Sun | Apr 2, 2023

Earth Today | Local support for superbugs prescription

Published:Thursday | February 9, 2023 | 1:15 AM

LOCAL STAKEHOLDERS have endorsed a wide-ranging set of recommendations to tackle superbugs, following the release of a report that calls attention to environmental drivers of antimicrobial resistance (AMR).

The recommendations entailed in the report out of the United Nations Environment Programme – titled Bracing for Superbugs: Strengthening environmental action in the One Health response to antimicrobial resistance’ – include the creation of robust and coherent national-level governance, planning, regulatory and legal frameworks.

These are in addition to mainstreaming environmental considerations into National Action Plans on AMR, and AMR into environmental-related plans, such as national chemical pollution and waste-management programmes, national biodiversity and climate change planning.

The report also recommended international standards for good microbiological indicators of AMR from environmental samples, “to guide risk-reduction decisions and create effective incentives to follow such guidance”; and to make the investment case for sustainable funding.

“What is needed is for the problem of antimicrobial resistance to really be given the resources required for it to be addressed to the fullest extent, including addressing the applicable aspects of pollution, as well as the other strategies required in human and animal health and other sectors,” said Dr Camille-Ann Thoms-Rodriguez, consultant medical microbiologist and lecturer at The University of the West Indies.

The scale of the problem, she said, should not be underestimated.

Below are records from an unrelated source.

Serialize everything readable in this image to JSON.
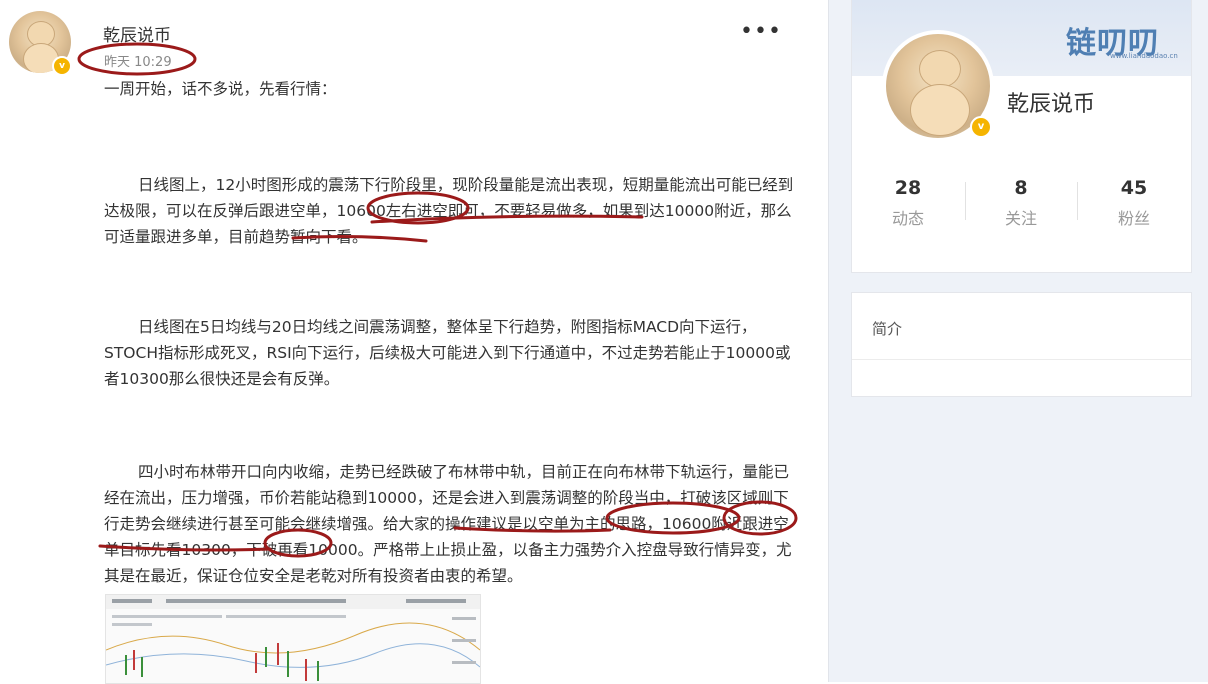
{
  "post": {
    "author": "乾辰说币",
    "time": "昨天 10:29",
    "more_icon": "more-dots-icon",
    "paragraphs": [
      "一周开始，话不多说，先看行情：",
      "日线图上，12小时图形成的震荡下行阶段里，现阶段量能是流出表现，短期量能流出可能已经到达极限，可以在反弹后跟进空单，10600左右进空即可，不要轻易做多，如果到达10000附近，那么可适量跟进多单，目前趋势暂向下看。",
      "日线图在5日均线与20日均线之间震荡调整，整体呈下行趋势，附图指标MACD向下运行，STOCH指标形成死叉，RSI向下运行，后续极大可能进入到下行通道中，不过走势若能止于10000或者10300那么很快还是会有反弹。",
      "四小时布林带开口向内收缩，走势已经跌破了布林带中轨，目前正在向布林带下轨运行，量能已经在流出，压力增强，币价若能站稳到10000，还是会进入到震荡调整的阶段当中，打破该区域则下行走势会继续进行甚至可能会继续增强。给大家的操作建议是以空单为主的思路，10600附近跟进空单目标先看10300，下破再看10000。严格带上止损止盈，以备主力强势介入控盘导致行情异变，尤其是在最近，保证仓位安全是老乾对所有投资者由衷的希望。"
    ]
  },
  "profile": {
    "watermark": "链叨叨",
    "watermark_sub": "www.liandaodao.cn",
    "name": "乾辰说币",
    "stats": [
      {
        "num": "28",
        "label": "动态"
      },
      {
        "num": "8",
        "label": "关注"
      },
      {
        "num": "45",
        "label": "粉丝"
      }
    ]
  },
  "intro": {
    "title": "简介"
  },
  "colors": {
    "annotation_red": "#9b1a1a",
    "verified_badge": "#f5b400",
    "sidebar_bg": "#eef2f8"
  }
}
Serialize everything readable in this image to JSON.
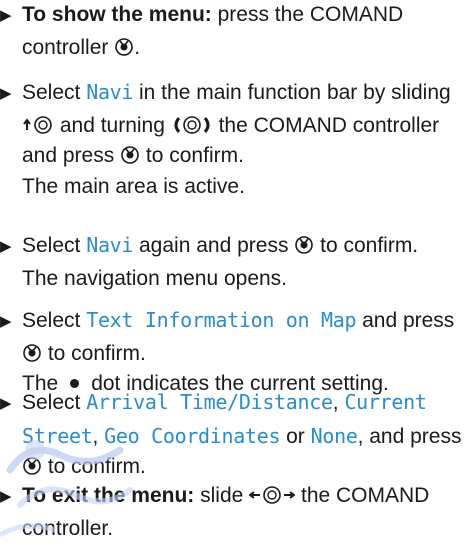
{
  "steps": [
    {
      "bold": "To show the menu:",
      "text": " press the COMAND controller ",
      "end": "."
    },
    {
      "a": "Select ",
      "ui": "Navi",
      "b": " in the main function bar by sliding ",
      "c": " and turning ",
      "d": " the COMAND controller and press ",
      "e": " to confirm.",
      "result": "The main area is active."
    },
    {
      "a": "Select ",
      "ui": "Navi",
      "b": " again and press ",
      "c": " to confirm.",
      "result": "The navigation menu opens."
    },
    {
      "a": "Select ",
      "ui": "Text Information on Map",
      "b": " and press ",
      "c": " to confirm.",
      "result_a": "The",
      "result_b": "dot indicates the current setting."
    },
    {
      "a": "Select ",
      "ui1": "Arrival Time/Distance",
      "s1": ", ",
      "ui2": "Current Street",
      "s2": ", ",
      "ui3": "Geo Coordinates",
      "s3": " or ",
      "ui4": "None",
      "b": ", and press ",
      "c": " to confirm."
    },
    {
      "bold": "To exit the menu:",
      "text": " slide ",
      "text2": " the COMAND controller."
    }
  ],
  "colors": {
    "accent": "#2a8dc8",
    "text": "#1a1a1a"
  },
  "icons": [
    "press-controller-icon",
    "slide-up-controller-icon",
    "turn-controller-icon",
    "slide-left-right-controller-icon",
    "bullet-arrow-icon"
  ]
}
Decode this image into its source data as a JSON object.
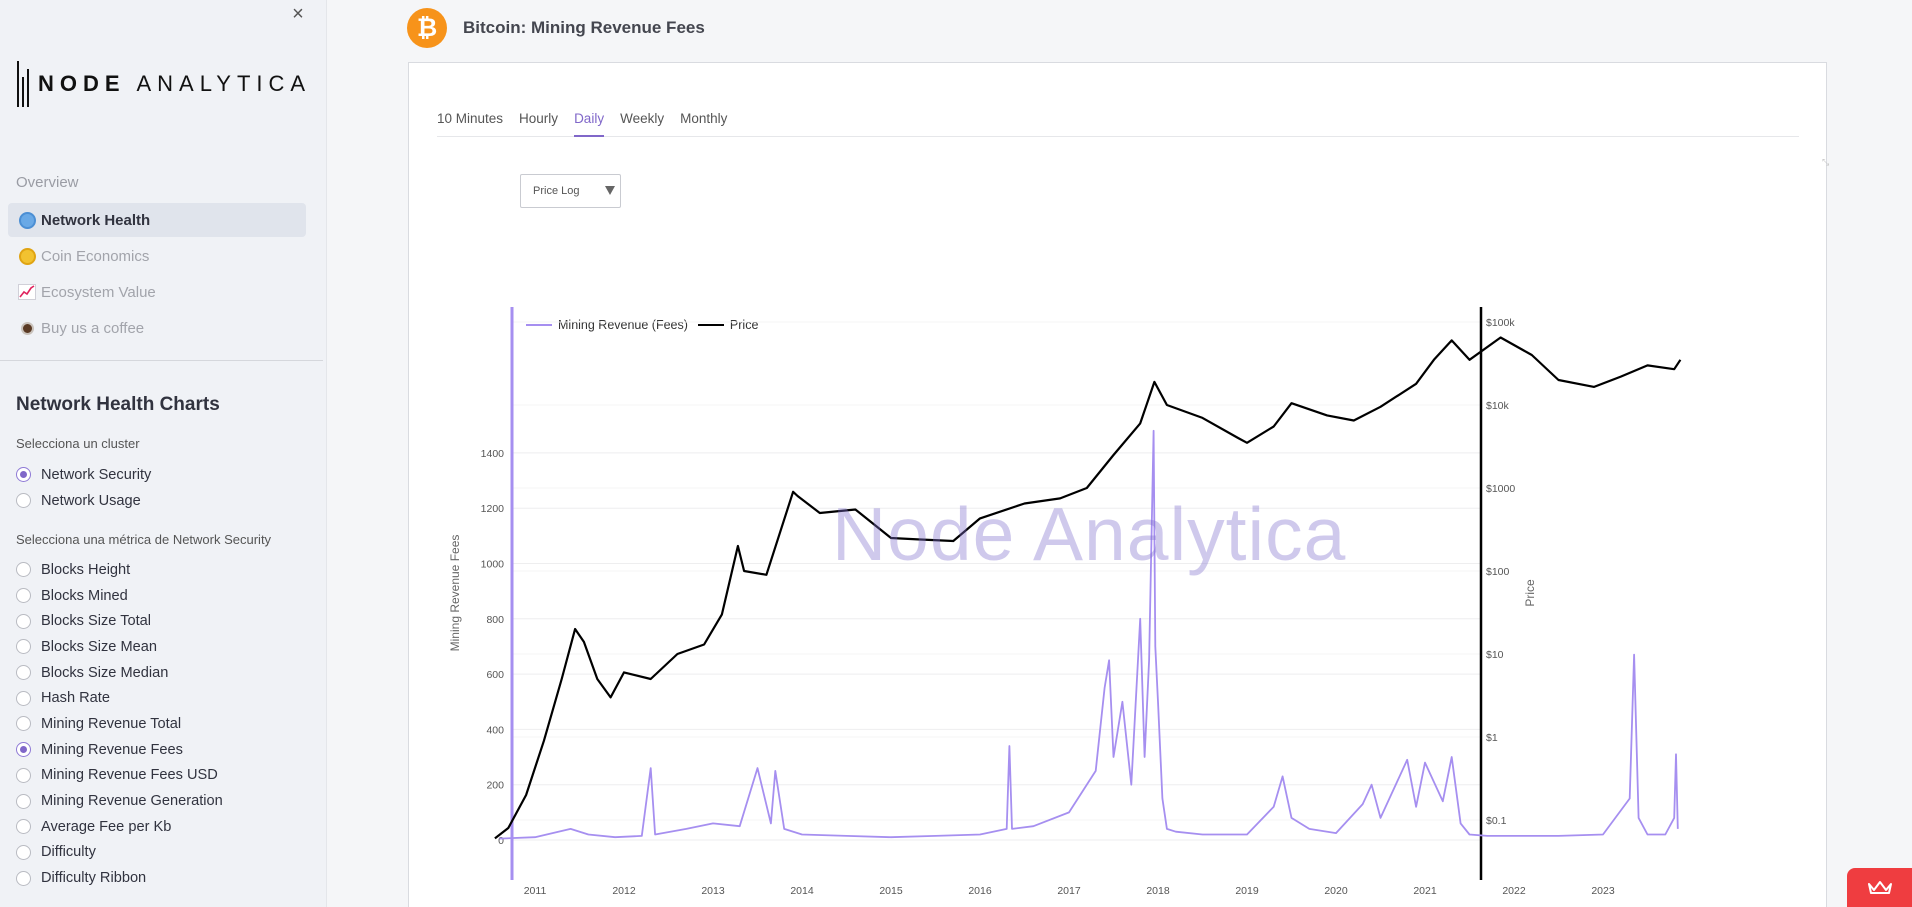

“Antimicrobials are used in healthcare, veterinary medicine and other sectors. Its use, or misuse, can lead to the emergence of resistance that can then be spread through a number of means. Curtailing waste generated in certain contexts has applications that go hand in hand with other strategies used in various sectors. In healthcare, we advocate for the judicious use of antimicrobials. They should be taken as prescribed, they should not be shared, they should not be misused,” she said.

“The CDC (Centers for Disease Control) has put forward different threat levels for superbugs. Examples of those superbugs considered urgent include certain bacteria in the same family E. coli that are resistant to high-powered antibiotics like carbapenems. We here in Jamaica have seen some of these superbugs, including those considered urgent by the CDC. We are also still at risk to being exposed to superbugs in other settings because we live in a global village, and so resistance in one place could mean resistance everywhere,” Thoms-Rodriguez explained.


For the chief executive officer of the Jamaica Environment Trust, Dr Theresa Rodriguez, a key takeaway from the report is the need for prevention.

“Key to that is environmental monitoring and enforcement. This will avoid the need to always react or respond to a problem. The focus shifts to preventing the problem in the first place. In order to do this, environmental monitoring and enforcement needs to be strengthened, and the fines and penalties need to be harsher,” she said.

Eleanor Jones, who heads Environmental Solutions Limited, is of a similar view.

“We are overwhelmed with so many issues we have to deal with, but we have to focus on the health of our population, the factors that contribute to health, and the link between the care of the environment and our health. So pollution reduction; caring for our biodiversity, which provides us with natural services; and how we manage our food, our water, our land are all important,” she said.